Anyone noticed the diffrence of sampling parameters between 27B and 35B-A3B (both 3.6)
#10
by bash99 - opened
For 27B
- Thinking mode for general tasks: temperature=1.0, top_p=0.95, top_k=20, min_p=0.0, presence_penalty=0.0, repetition_penalty=1.0
- Thinking mode for precise coding tasks (e.g. WebDev): temperature=0.6, top_p=0.95, top_k=20, min_p=0.0, presence_penalty=0.0, repetition_penalty=1.0
- Instruct (or non-thinking) mode: temperature=0.7, top_p=0.80, top_k=20, min_p=0.0, presence_penalty=1.5, repetition_penalty=1.0
For 35B-A3B
- Thinking mode for general tasks: temperature=1.0, top_p=0.95, top_k=20, min_p=0.0, presence_penalty=1.5, repetition_penalty=1.0
- Thinking mode for precise coding tasks (e.g. WebDev): temperature=0.6, top_p=0.95, top_k=20, min_p=0.0, presence_penalty=0.0, repetition_penalty=1.0
- Instruct (or non-thinking) mode for general tasks: temperature=0.7, top_p=0.8, top_k=20, min_p=0.0, presence_penalty=1.5, repetition_penalty=1.0
- Instruct (or non-thinking) mode for reasoning tasks: temperature=1.0, top_p=0.95, top_k=20, min_p=0.0, presence_penalty=1.5, repetition_penalty=1.0
My first question
35B-A3B thinking mode, general tasks presence_penalty=1.5, code task presence_penalty=0.0
27B thinking mode, general tasks presence_penalty=0.0, code task presence_penalty=0.0
Why diffrence like this?
My Second question
If I use dashscope or self-host, and code with claude code, should I set temperature=0.6 and presence_penalty=0.0? or dashscope do it automaticly?

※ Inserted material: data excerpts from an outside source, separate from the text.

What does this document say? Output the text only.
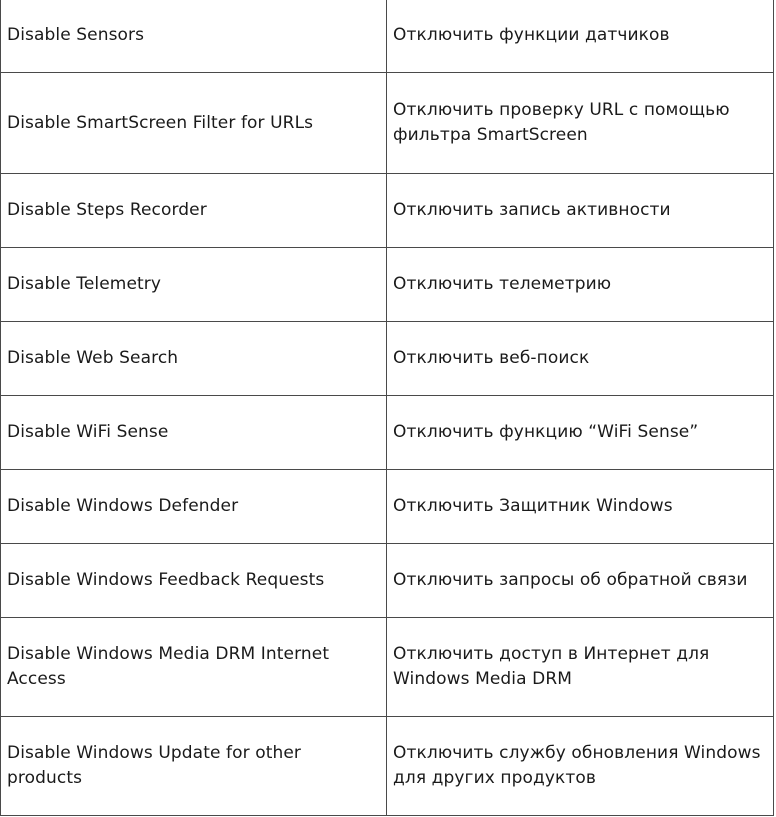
Disable Sensors	Отключить функции датчиков
Disable SmartScreen Filter for URLs	Отключить проверку URL с помощью фильтра SmartScreen
Disable Steps Recorder	Отключить запись активности
Disable Telemetry	Отключить телеметрию
Disable Web Search	Отключить веб-поиск
Disable WiFi Sense	Отключить функцию “WiFi Sense”
Disable Windows Defender	Отключить Защитник Windows
Disable Windows Feedback Requests	Отключить запросы об обратной связи
Disable Windows Media DRM Internet Access	Отключить доступ в Интернет для Windows Media DRM
Disable Windows Update for other products	Отключить службу обновления Windows для других продуктов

bash99 changed discussion title from Anyone notify the diffrence of sampling parameters between 27B and 35B-A3B (both 3.6) to Anyone noticed the diffrence of sampling parameters between 27B and 35B-A3B (both 3.6)
To your first question: Most models are trained in different ways, MoE models may require different settings for optimal performance. 27B isn't an MoE so it requires different options.